AUSTIN (KXAN) — A decade after Texas neurosurgeon Dr. Christopher Duntsch’s path of destruction began, a panel of journalists and experts attempted to answer the question: “10 years after ‘Dr. Death’ are patients any safer from bad doctors?”
An ongoing series of KXAN investigations suggest the answer, unfortunately, is no.
“Ten years ago, one of the most notoriously bad doctors in Texas left a trail of maimed and dead patients in a string of Dallas hospitals,” Laura Beil, the host of the “Dr. Death” podcast, said in a description of the panel, which took place last Saturday at the Hilton in downtown Austin. Her podcast, which was turned into a Peacock miniseries with the same name, was heard by an estimated 60 million listeners.
“Hospitals dealt with their problem neurosurgeon by making him someone else’s problem,” Beil added. “Administrators failed to report him, and the state medical board seemed slow to respond to desperate pleas from doctors and patients to revoke his license.”
Beil invited KXAN investigative reporter Matt Grant to discuss his ongoing “Still Practicing” investigations, as part of a panel she moderated, at the Association of Health Care Journalists conference. Among the experts participating: Medical malpractice attorney Kay Van Wey, who represented Duntsch’s victims in court, Ware Wendell with Texas Watch and Lisa Robin, the chief advocacy officer with the Federation of State Medical Boards.
KXAN previously interviewed both Wey and Wendell as part of our ongoing series.
“Five years after ‘Dr. Death’ was sentenced to life in prison, we wanted to revisit this case and look at where the system is today,” Grant told journalists and health care experts from across the country. “And, what we found, is the Texas Medical Board is allowing doctors to practice that it itself deemed to be a danger to the public.”
“Thank you for coming and sharing your terrific work!” Beil tweeted Grant after the presentation.

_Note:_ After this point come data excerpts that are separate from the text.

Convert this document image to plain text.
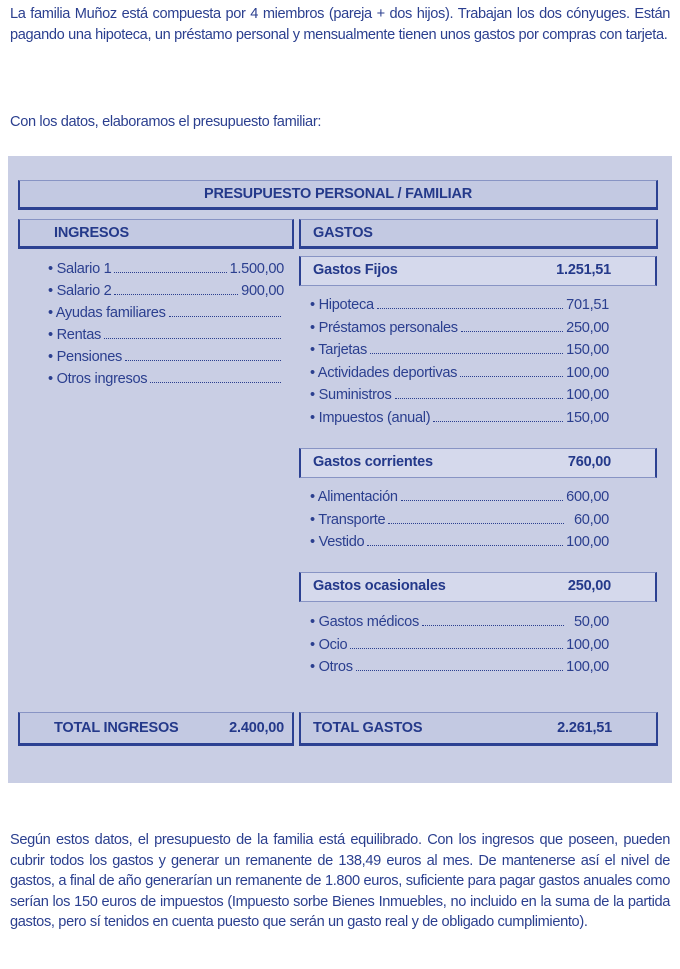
La familia Muñoz está compuesta por 4 miembros (pareja + dos hijos). Trabajan los dos cónyuges. Están pagando una hipoteca, un préstamo personal y mensualmente tienen unos gastos por compras con tarjeta.

Con los datos, elaboramos el presupuesto familiar:

PRESUPUESTO PERSONAL / FAMILIAR
INGRESOS	GASTOS
• Salario 1	1.500,00
• Salario 2	900,00
• Ayudas familiares
• Rentas
• Pensiones
• Otros ingresos
Gastos Fijos	1.251,51
• Hipoteca	701,51
• Préstamos personales	250,00
• Tarjetas	150,00
• Actividades deportivas	100,00
• Suministros	100,00
• Impuestos (anual)	150,00
Gastos corrientes	760,00
• Alimentación	600,00
• Transporte	60,00
• Vestido	100,00
Gastos ocasionales	250,00
• Gastos médicos	50,00
• Ocio	100,00
• Otros	100,00
TOTAL INGRESOS	2.400,00	TOTAL GASTOS	2.261,51

Según estos datos, el presupuesto de la familia está equilibrado. Con los ingresos que poseen, pueden cubrir todos los gastos y generar un remanente de 138,49 euros al mes. De mantenerse así el nivel de gastos, a final de año generarían un remanente de 1.800 euros, suficiente para pagar gastos anuales como serían los 150 euros de impuestos (Impuesto sorbe Bienes Inmuebles, no incluido en la suma de la partida gastos, pero sí tenidos en cuenta puesto que serán un gasto real y de obligado cumplimiento).
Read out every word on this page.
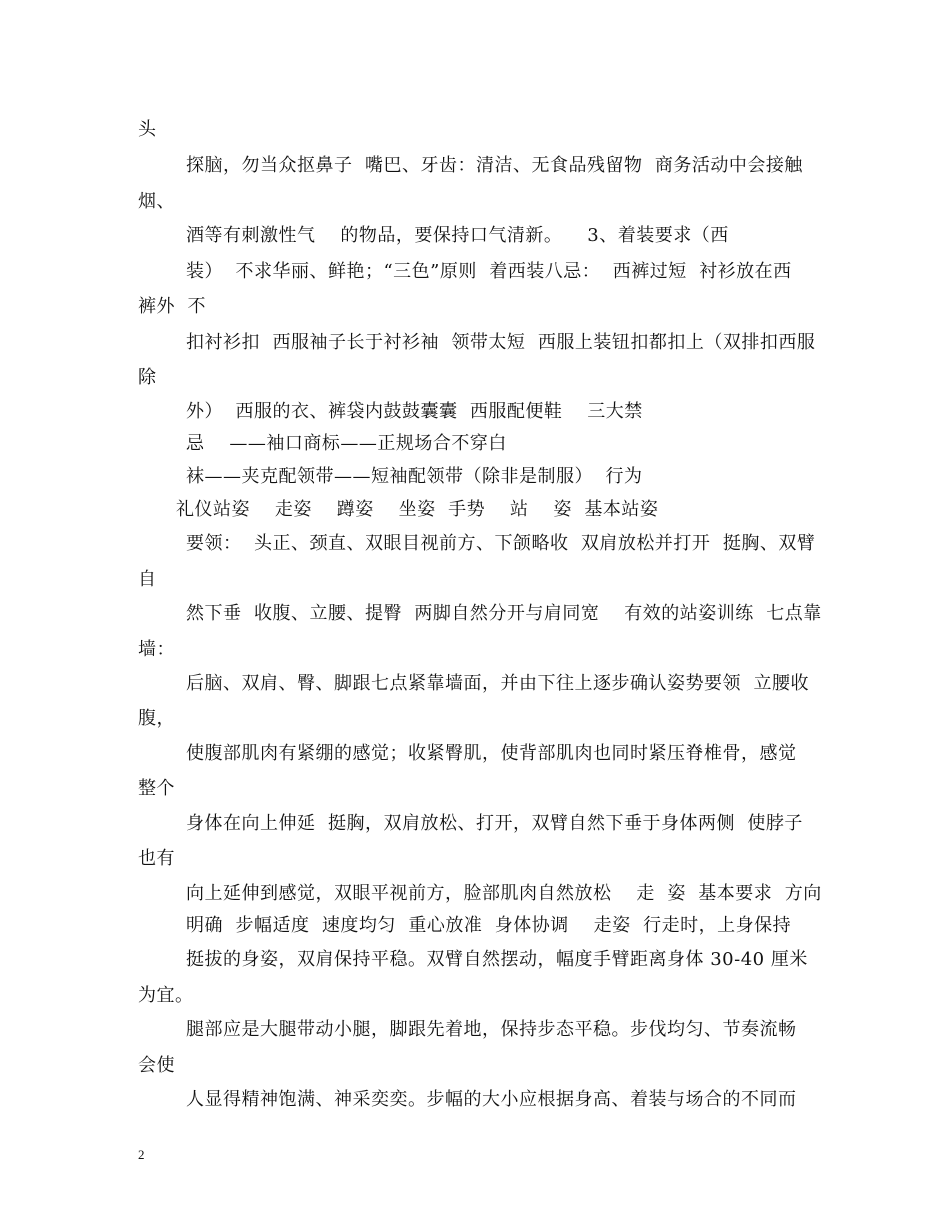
头
探脑，勿当众抠鼻子  嘴巴、牙齿：清洁、无食品残留物  商务活动中会接触
烟、
酒等有刺激性气    的物品，要保持口气清新。    3、着装要求（西
装）  不求华丽、鲜艳；“三色”原则  着西装八忌：  西裤过短  衬衫放在西
裤外  不
扣衬衫扣  西服袖子长于衬衫袖  领带太短  西服上装钮扣都扣上（双排扣西服
除
外）  西服的衣、裤袋内鼓鼓囊囊  西服配便鞋    三大禁
忌    ——袖口商标——正规场合不穿白
袜——夹克配领带——短袖配领带（除非是制服）  行为
礼仪站姿    走姿    蹲姿    坐姿  手势    站    姿  基本站姿
要领：  头正、颈直、双眼目视前方、下颌略收  双肩放松并打开  挺胸、双臂
自
然下垂  收腹、立腰、提臀  两脚自然分开与肩同宽    有效的站姿训练  七点靠
墙：
后脑、双肩、臀、脚跟七点紧靠墙面，并由下往上逐步确认姿势要领  立腰收
腹，
使腹部肌肉有紧绷的感觉；收紧臀肌，使背部肌肉也同时紧压脊椎骨，感觉
整个
身体在向上伸延  挺胸，双肩放松、打开，双臂自然下垂于身体两侧  使脖子
也有
向上延伸到感觉，双眼平视前方，脸部肌肉自然放松    走  姿  基本要求  方向
明确  步幅适度  速度均匀  重心放准  身体协调    走姿  行走时，上身保持
挺拔的身姿，双肩保持平稳。双臂自然摆动，幅度手臂距离身体 30-40 厘米
为宜。
腿部应是大腿带动小腿，脚跟先着地，保持步态平稳。步伐均匀、节奏流畅
会使
人显得精神饱满、神采奕奕。步幅的大小应根据身高、着装与场合的不同而
2
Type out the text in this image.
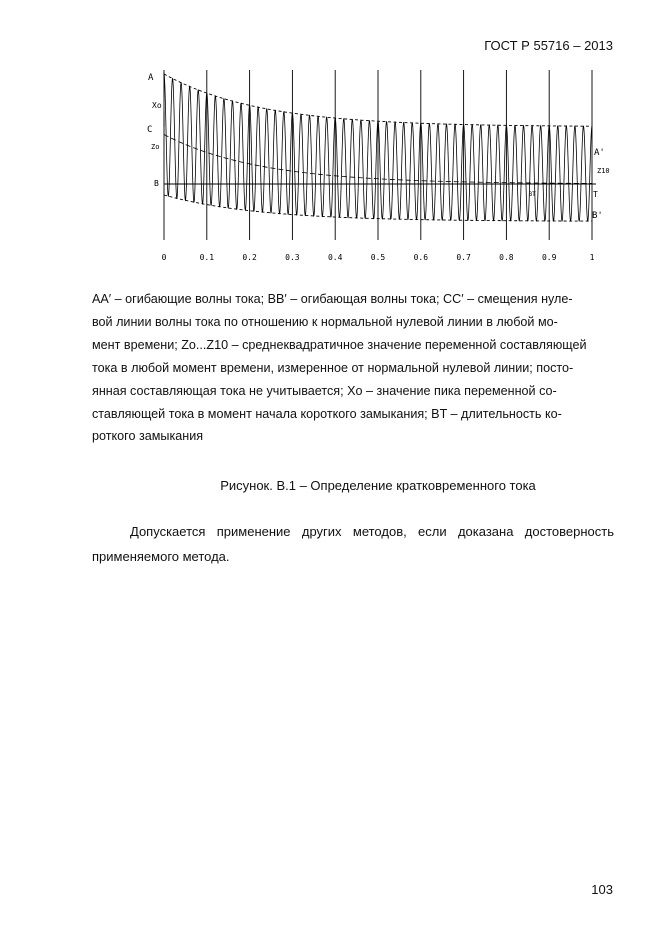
ГОСТ Р 55716 – 2013
A
Xo
C
Zo
B
A'
Z10
T
B'
0	0.1	0.2	0.3	0.4	0.5	0.6	0.7	0.8	0.9	1
BT
AA′ – огибающие волны тока; BB′ – огибающая волны тока; CC′ – смещения нуле-
вой линии волны тока по отношению к нормальной нулевой линии в любой мо-
мент времени; Zo...Z10 – среднеквадратичное значение переменной составляющей
тока в любой момент времени, измеренное от нормальной нулевой линии; посто-
янная составляющая тока не учитывается; Xo – значение пика переменной со-
ставляющей тока в момент начала короткого замыкания; BT – длительность ко-
роткого замыкания
Рисунок. В.1 – Определение кратковременного тока
Допускается применение других методов, если доказана достоверность применяемого метода.
103
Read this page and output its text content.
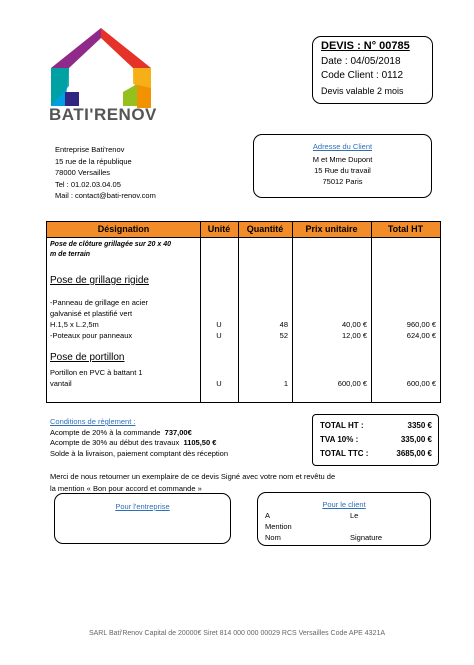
BATI'RENOV
DEVIS : N° 00785
Date : 04/05/2018
Code Client : 0112
Devis valable 2 mois
Entreprise Bati'renov
15 rue de la république
78000 Versailles
Tel : 01.02.03.04.05
Mail : contact@bati-renov.com
Adresse du Client
M et Mme Dupont
15 Rue du travail
75012 Paris
Désignation	Unité	Quantité	Prix unitaire	Total HT
Pose de clôture grillagée sur 20 x 40
m de terrain
Pose de grillage rigide
-Panneau de grillage en acier
galvanisé et plastifié vert
H.1,5 x L.2,5m	U	48	40,00 €	960,00 €
-Poteaux pour panneaux	U	52	12,00 €	624,00 €
Pose de portillon
Portillon en PVC à battant 1
vantail	U	1	600,00 €	600,00 €
Conditions de règlement :
Acompte de 20% à la commande 737,00€
Acompte de 30% au début des travaux 1105,50 €
Solde à la livraison, paiement comptant dès réception
TOTAL HT :	3350 €
TVA 10% :	335,00 €
TOTAL TTC :	3685,00 €
Merci de nous retourner un exemplaire de ce devis Signé avec votre nom et revêtu de
la mention « Bon pour accord et commande »
Pour l'entreprise	Pour le client
A	Le
Mention
Nom	Signature
SARL Bati'Renov Capital de 20000€ Siret 814 000 000 00029 RCS Versailles Code APE 4321A
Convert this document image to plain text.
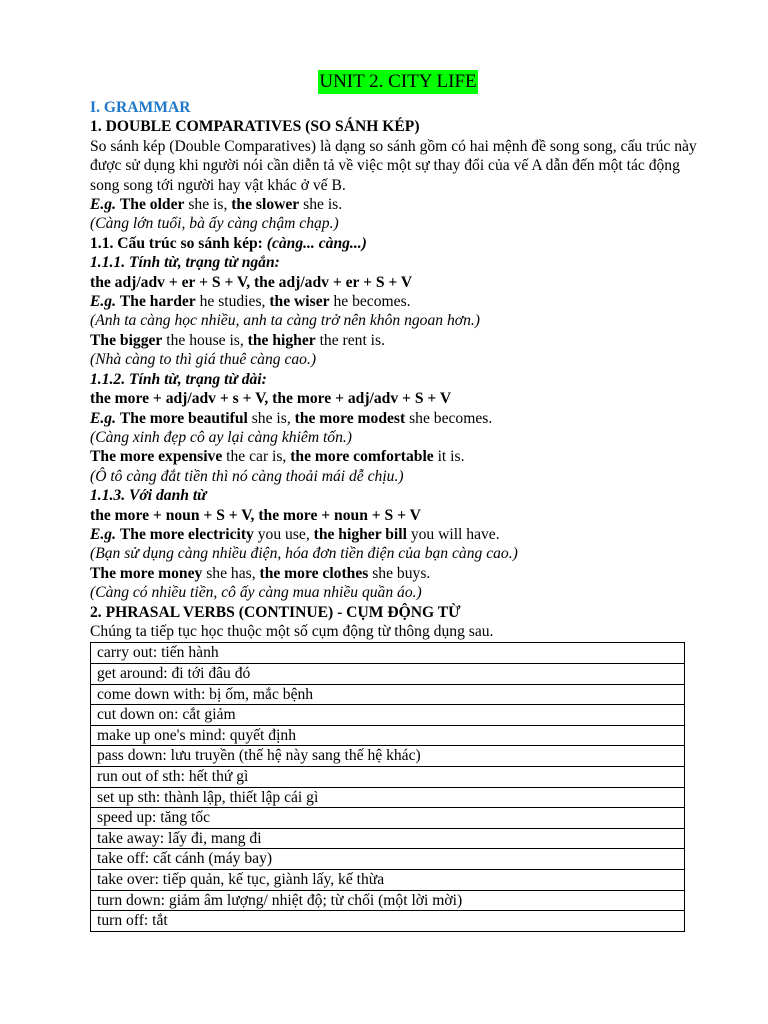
UNIT 2. CITY LIFE
I. GRAMMAR
1. DOUBLE COMPARATIVES (SO SÁNH KÉP)
So sánh kép (Double Comparatives) là dạng so sánh gồm có hai mệnh đề song song, cấu trúc này được sử dụng khi người nói cần diễn tả về việc một sự thay đổi của vế A dẫn đến một tác động song song tới người hay vật khác ở vế B.
E.g. The older she is, the slower she is.
(Càng lớn tuổi, bà ấy càng chậm chạp.)
1.1. Cấu trúc so sánh kép: (càng... càng...)
1.1.1. Tính từ, trạng từ ngắn:
the adj/adv + er + S + V, the adj/adv + er + S + V
E.g. The harder he studies, the wiser he becomes.
(Anh ta càng học nhiều, anh ta càng trở nên khôn ngoan hơn.)
The bigger the house is, the higher the rent is.
(Nhà càng to thì giá thuê càng cao.)
1.1.2. Tính từ, trạng từ dài:
the more + adj/adv + s + V, the more + adj/adv + S + V
E.g. The more beautiful she is, the more modest she becomes.
(Càng xinh đẹp cô ay lại càng khiêm tốn.)
The more expensive the car is, the more comfortable it is.
(Ô tô càng đắt tiền thì nó càng thoải mái dễ chịu.)
1.1.3. Với danh từ
the more + noun + S + V, the more + noun + S + V
E.g. The more electricity you use, the higher bill you will have.
(Bạn sử dụng càng nhiều điện, hóa đơn tiền điện của bạn càng cao.)
The more money she has, the more clothes she buys.
(Càng có nhiều tiền, cô ấy càng mua nhiều quần áo.)
2. PHRASAL VERBS (CONTINUE) - CỤM ĐỘNG TỪ
Chúng ta tiếp tục học thuộc một số cụm động từ thông dụng sau.
carry out: tiến hành
get around: đi tới đâu đó
come down with: bị ốm, mắc bệnh
cut down on: cắt giảm
make up one's mind: quyết định
pass down: lưu truyền (thế hệ này sang thế hệ khác)
run out of sth: hết thứ gì
set up sth: thành lập, thiết lập cái gì
speed up: tăng tốc
take away: lấy đi, mang đi
take off: cất cánh (máy bay)
take over: tiếp quản, kế tục, giành lấy, kế thừa
turn down: giảm âm lượng/ nhiệt độ; từ chối (một lời mời)
turn off: tắt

“Your presentation was excellent,” Wey tweeted at Grant. “I think we all know that patients are no safer now. We are fighting hard for reform….as if our lives depend on it. Oh that’s right. They do!”
Five years ago, Duntsch was sentenced to life in prison. He declined multiple requests for comment.
The “only reason” Duntsch didn’t injure more people — he left more than 30 patients maimed or dead due to botched spinal surgeries — was because he “didn’t have any more patients” to operate on, Wey concluded.
Both Wey and Wendell argue there is little justice for patients who are harmed by physicians or hospitals. That’s because, in Texas, there’s a $250,000 medical malpractice cap on noneconomic damages and hospitals are effectively “lawsuit proof,” Wey said, even if they are “grossly negligent.” She says patients have to prove “malice” without access to evidence, since physician records, including complaints, held by the National Practitioner Data Bank are sealed, even in medical malpractice lawsuits.
By law, hospitals are required to report dangerous doctors to the NPDB and TMB. Wey argued there is “no teeth” to that because there is “no appetite” to penalize hospitals that “willfully skirt the law.” She pointed out hospitals today still suspend doctors for less than 30 days to get around the NPDB reporting requirement, which is what happened with Duntsch, who was never reported to the NPDB, she said.
While the NPDB is sealed to patients, and KXAN discovered some doctor disciplinary records kept secret by the TMB, there are other, free resources patients can use to research their doctors ahead of time.
“We need to be our own advocate when selecting a physician,” said Robin, who has been with the FSMB for 27 years.
The nonprofit organization represents all state medical boards in the country. It shares best practices and policies and alerts medical boards to disciplinary actions in other states. The organization runs the largest, and only, database of all licensed physicians in the country, which includes disciplinary actions and where physicians are licensed to practice.
“A Yelp review would certainly not be how I would want to choose my physician,” said Robin. “I would want to make sure there was nothing in his background that would bring pause.”
Last year, lawmakers approved Texas to join the Interstate Medical Licensure Compact, which began in March. The agreement, currently between 29 states, the District of Columbia and the Territory of Guam, gives qualifying physicians who wish to practice in multiple states “faster pathway” to obtaining a license, according to the IMLC.
Asked to give her thoughts on what KXAN’s investigations revealed, Robin said the IMLC will help prevent physicians with problem pasts from coming to Texas.
“I think that the Compact is wonderful because it does allow states to share information about investigations or other things,” she said. “It allows states to do joint investigations if there is any sort of problem. It is a very high bar to be able to take advantage of the Compact.”
Prior to COVID-19, Wendell said preventable medical errors were the third leading cause of death in the country — behind heart disease and cancer. Following KXAN’s reporting, he is now pushing for legislation that would make the TMB more transparent and ensure bad doctors aren’t allowed to keep practicing.
“This is a big deal,” he said. “We have a big problem. There’s red lights blinking left and right.”